Valia, 54 anni, compagna di lavoro di Svetlana, ci accoglie nella sua casa popolare ai limiti estremi della città. Nel tinello del piccolo appartamento dove vive con la figlia, fa bella mostra un souvenir di Venezia. «Ci sono andata nel 2012 in autobus quando ancora la grivna aveva un valore quadruplo a quello di oggi». Erano i tempi del governo Yanukovich, il presidente filo-russo poi rovesciato dalla Euromaidan. «Era un bandito anche lui – afferma Valia – però si stava molto meglio di adesso». Tra poco Valia andrà in pensione. «Mi daranno 40 euro al mese, mi sto già cercando qualcosa da fare» dice.
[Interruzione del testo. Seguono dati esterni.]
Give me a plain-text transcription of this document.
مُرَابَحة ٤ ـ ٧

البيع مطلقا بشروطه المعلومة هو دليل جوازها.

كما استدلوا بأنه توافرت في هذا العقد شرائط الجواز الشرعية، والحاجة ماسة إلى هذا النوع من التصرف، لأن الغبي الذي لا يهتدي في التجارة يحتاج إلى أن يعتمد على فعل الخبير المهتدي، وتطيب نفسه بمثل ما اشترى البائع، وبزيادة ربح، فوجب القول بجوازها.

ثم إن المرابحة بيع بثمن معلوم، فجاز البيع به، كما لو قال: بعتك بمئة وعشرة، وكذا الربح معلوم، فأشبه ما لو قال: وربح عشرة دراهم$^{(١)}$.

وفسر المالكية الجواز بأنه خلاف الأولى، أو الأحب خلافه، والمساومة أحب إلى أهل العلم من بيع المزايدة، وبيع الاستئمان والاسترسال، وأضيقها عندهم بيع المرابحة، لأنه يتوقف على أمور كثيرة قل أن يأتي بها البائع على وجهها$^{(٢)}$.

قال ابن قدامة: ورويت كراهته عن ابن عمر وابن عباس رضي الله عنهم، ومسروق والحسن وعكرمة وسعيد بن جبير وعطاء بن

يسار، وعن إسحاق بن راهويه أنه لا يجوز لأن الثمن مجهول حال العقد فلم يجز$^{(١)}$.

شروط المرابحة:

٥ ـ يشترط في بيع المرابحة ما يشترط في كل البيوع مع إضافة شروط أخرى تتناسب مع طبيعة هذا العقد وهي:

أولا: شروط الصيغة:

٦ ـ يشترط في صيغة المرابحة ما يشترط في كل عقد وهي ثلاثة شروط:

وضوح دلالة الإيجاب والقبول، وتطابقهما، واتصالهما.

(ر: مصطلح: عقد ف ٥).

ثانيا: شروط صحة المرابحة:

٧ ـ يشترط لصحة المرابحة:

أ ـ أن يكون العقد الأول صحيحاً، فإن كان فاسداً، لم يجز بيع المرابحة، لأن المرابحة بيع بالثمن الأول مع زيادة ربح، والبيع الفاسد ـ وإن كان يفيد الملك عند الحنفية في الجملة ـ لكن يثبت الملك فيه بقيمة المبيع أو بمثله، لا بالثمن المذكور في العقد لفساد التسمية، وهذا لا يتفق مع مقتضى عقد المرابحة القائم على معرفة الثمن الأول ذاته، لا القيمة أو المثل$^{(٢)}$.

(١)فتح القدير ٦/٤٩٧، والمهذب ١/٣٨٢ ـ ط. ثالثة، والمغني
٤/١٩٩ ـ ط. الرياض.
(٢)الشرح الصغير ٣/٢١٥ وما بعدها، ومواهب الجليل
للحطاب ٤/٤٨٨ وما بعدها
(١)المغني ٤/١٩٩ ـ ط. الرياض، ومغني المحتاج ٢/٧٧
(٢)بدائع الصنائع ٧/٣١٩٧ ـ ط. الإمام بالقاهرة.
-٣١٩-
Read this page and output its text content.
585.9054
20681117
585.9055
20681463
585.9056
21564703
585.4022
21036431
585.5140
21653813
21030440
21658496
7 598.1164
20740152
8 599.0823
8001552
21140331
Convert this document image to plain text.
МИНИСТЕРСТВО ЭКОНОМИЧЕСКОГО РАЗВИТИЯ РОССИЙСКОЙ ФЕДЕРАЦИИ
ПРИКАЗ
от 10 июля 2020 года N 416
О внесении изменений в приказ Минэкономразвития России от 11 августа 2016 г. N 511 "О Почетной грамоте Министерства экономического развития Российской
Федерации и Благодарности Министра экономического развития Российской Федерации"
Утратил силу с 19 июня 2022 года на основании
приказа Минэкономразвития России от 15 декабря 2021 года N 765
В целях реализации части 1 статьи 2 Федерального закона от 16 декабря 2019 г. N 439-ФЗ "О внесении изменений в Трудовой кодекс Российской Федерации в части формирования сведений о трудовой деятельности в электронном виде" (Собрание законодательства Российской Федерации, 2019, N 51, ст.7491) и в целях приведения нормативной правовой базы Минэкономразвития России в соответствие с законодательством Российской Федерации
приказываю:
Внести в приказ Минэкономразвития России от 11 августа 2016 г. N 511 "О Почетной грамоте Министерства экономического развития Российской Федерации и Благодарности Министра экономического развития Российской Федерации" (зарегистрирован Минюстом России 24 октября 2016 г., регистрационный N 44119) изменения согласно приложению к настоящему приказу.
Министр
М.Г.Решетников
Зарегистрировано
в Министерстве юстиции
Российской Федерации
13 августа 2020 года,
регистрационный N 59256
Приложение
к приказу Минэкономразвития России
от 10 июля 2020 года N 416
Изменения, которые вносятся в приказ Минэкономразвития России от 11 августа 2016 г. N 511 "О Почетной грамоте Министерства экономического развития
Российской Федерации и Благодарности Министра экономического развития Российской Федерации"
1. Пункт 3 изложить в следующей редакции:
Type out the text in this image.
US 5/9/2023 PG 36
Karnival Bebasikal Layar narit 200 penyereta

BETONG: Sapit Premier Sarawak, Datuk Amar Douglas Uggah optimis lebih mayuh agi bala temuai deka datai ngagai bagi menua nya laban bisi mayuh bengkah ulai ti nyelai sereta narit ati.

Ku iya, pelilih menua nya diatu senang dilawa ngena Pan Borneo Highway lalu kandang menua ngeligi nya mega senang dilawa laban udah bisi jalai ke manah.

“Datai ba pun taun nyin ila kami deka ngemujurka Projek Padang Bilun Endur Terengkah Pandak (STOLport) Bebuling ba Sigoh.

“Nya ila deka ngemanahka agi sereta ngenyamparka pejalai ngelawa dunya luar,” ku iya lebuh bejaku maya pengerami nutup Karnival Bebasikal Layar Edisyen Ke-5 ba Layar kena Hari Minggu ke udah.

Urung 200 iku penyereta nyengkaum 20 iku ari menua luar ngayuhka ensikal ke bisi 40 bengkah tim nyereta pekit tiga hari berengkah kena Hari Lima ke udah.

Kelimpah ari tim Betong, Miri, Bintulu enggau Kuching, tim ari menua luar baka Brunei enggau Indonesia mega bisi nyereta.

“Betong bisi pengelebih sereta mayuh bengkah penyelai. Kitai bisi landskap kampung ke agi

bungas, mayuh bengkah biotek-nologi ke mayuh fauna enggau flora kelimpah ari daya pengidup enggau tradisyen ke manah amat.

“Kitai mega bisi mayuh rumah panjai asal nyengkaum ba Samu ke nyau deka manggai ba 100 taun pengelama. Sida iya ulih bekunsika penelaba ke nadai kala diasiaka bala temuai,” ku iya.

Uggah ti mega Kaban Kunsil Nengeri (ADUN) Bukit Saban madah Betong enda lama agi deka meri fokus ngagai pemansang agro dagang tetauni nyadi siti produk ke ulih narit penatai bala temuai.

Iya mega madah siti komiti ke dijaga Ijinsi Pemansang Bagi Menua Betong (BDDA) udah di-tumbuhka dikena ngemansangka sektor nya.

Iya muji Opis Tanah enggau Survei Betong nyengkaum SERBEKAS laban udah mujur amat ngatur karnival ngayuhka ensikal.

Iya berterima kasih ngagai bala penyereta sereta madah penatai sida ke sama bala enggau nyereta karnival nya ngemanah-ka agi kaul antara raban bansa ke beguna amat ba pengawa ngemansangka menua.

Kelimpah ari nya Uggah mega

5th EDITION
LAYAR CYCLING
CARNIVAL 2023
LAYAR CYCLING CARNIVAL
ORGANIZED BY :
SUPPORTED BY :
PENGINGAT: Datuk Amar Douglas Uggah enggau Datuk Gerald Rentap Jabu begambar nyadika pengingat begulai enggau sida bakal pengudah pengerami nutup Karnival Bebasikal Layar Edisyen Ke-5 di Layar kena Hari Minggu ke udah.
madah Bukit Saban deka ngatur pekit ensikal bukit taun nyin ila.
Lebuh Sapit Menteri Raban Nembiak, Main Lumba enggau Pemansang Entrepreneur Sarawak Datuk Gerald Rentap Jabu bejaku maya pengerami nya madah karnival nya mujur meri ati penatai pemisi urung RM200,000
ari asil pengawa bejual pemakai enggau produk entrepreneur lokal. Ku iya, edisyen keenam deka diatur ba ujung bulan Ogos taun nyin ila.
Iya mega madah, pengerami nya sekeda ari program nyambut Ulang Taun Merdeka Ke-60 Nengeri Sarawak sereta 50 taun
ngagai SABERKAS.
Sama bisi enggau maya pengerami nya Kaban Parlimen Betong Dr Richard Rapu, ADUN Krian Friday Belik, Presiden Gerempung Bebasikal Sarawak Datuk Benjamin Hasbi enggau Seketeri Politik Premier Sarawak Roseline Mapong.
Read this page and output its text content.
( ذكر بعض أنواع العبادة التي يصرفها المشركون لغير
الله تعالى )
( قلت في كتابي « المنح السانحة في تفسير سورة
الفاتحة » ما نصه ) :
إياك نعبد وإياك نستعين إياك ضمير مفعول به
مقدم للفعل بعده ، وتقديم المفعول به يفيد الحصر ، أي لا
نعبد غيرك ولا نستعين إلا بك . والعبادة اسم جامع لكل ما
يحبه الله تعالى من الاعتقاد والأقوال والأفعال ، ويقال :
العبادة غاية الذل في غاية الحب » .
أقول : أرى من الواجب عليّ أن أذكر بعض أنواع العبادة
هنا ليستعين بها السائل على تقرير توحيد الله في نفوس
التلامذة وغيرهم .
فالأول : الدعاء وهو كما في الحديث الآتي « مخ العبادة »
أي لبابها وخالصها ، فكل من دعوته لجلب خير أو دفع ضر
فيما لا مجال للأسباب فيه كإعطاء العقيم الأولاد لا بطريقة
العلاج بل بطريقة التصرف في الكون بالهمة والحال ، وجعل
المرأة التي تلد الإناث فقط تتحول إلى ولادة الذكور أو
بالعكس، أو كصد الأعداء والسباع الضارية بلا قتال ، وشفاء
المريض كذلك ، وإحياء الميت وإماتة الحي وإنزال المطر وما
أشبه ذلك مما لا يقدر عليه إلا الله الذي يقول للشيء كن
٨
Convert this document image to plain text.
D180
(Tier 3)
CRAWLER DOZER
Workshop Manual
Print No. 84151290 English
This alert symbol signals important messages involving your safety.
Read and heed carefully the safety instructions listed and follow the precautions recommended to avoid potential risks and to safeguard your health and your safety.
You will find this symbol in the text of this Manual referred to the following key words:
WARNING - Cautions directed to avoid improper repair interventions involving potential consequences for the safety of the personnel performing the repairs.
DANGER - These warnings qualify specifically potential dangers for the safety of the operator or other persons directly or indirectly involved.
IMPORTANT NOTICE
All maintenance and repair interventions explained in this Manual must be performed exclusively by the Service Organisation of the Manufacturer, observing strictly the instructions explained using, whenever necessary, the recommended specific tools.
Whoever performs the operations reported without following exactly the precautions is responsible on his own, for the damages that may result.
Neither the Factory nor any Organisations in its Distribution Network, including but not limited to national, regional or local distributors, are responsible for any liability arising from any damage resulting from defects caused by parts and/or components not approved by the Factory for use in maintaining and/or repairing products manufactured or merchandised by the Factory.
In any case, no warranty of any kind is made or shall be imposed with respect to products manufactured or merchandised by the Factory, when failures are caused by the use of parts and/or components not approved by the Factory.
Di politica non vuole nemmeno sentire parlare. Ma della guerra in Donbass ha una sua idea: «Poroshenko e Putin si fanno la guerra per ingrassare i loro oligarchi e noi moriamo. Però questi secessionisti non mi piacciono. Se ne vogliono andare… forse noi ucraini abbiamo la peste?».

Se la politica in generale è screditata, i più screditati di tutti sono i vecchi partiti della sinistra e l’idea del socialismo. Secondo il sondaggio già citato tra gli intervistati che si considerano di sinistra solo 1,4% ha fiducia nel Partito Comunista (contro il 4,2% dell’intero campione) e il 7,1% dichiara di avere degli ideali socialisti (contro il 9,2% del totale degli intervistati).

La figlia di Valia non ha ancora di 17 anni e sogna l’Europa, o meglio la Germania. Per ora fa la commessa in un negozio di scarpe e ogni tanto la chiamano come modella per la pubblicità di un’azienda di cosmetici. «Ce ne andremo via tutti da questo paese. Qui non resterà nessuno» afferma certa, mentre scende la sera su Kiev.